Most code LMs struggle with repository-local details (imports, APIs, conventions) because those facts either bloat the input or require per-repo fine-tuning. Code2LoRA's core insight is to encode repository context as lightweight LoRA adapters produced by a hypernetwork — so you get repository-specific knowledge without longer prompts or per-repo full fine-tuning.
Key Findings
- Competitive accuracy with far less deployment cost: Code2LoRA-Static matches the per-repository LoRA upper bound on the static track (63.8% cross-repo / 66.2% in-repo exact match), showing hypernetwork-generated adapters can approach per-repo tuning. This means similar code-comprehension gains with a single adapter-generation step instead of a full fine-tune per repo.
- Handles active development: Code2LoRA-Evo maintains an adapter state updated by a GRU per code diff and achieves 60.3% cross-repo exact match on the evolution track (+5.2 percentage points over a single shared LoRA). In practice this trades a small runtime state update for staying current with code changes.
- Scale and benchmark: The authors release RepoPeftBench (604 Python repos; static: ~40K train / 12K test tasks; evolution: ~215K train / 87K test tasks), enabling reproducible comparisons for repo-aware parameter-efficient fine-tuning.

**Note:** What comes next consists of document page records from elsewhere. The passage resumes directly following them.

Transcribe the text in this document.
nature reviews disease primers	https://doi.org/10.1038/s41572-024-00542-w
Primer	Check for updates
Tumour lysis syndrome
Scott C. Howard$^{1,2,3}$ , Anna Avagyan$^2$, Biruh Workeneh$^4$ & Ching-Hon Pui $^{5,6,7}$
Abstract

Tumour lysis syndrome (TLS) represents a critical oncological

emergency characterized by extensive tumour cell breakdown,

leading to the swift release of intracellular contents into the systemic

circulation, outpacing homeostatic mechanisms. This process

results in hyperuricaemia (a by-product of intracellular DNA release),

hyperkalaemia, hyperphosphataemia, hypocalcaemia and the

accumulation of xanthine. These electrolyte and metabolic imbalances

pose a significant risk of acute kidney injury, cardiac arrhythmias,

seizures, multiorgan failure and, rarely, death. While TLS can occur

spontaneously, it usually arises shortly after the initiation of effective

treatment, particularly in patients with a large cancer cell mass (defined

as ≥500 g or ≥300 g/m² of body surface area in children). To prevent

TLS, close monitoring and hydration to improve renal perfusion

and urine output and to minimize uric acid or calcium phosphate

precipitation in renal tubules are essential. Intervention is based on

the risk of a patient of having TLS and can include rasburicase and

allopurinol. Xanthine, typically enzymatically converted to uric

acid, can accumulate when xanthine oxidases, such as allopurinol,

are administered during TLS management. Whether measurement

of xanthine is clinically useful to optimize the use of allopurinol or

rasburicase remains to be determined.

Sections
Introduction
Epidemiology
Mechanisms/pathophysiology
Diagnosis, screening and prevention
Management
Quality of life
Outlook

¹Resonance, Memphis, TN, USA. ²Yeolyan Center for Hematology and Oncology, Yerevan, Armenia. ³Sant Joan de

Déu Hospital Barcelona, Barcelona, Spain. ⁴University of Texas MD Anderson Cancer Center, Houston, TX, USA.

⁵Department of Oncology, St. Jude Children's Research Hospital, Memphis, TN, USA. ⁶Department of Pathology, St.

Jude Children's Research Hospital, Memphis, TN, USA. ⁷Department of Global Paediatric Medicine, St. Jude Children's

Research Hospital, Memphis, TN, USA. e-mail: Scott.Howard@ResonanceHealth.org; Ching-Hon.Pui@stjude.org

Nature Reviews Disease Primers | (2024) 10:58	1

Suitable for and tradeoffs
Great fit if you need repository-aware code completion or synthesis at scale but want to avoid sending large context windows or maintaining full per-repo fine-tuned models. Code2LoRA is especially useful when many repositories share a base model but benefit from lightweight repo-specific adapters. Look elsewhere if you require absolute, immediate token-level grounding of extremely novel runtime data (RAG-style retrieval may still be preferable), or if your infra cannot accept the complexity of adapter generation + small state updates per commit.
How it works (brief)
A hypernetwork consumes a repository snapshot (or a diff-updated hidden state in the Evo variant) and generates LoRA adapter weights for a base code LM. Static mode produces one adapter per snapshot; Evo mode uses a GRU to update a hidden representation per commit and outputs updated adapter weights, avoiding token-length increases at inference time.
Practical notes
Code and an anonymous code release are linked by the paper; model checkpoints and the RepoPeftBench dataset are available on Hugging Face. The method emphasizes parameter-efficient adaptation and continuous updating for evolving codebases rather than retrieval-heavy prompt construction.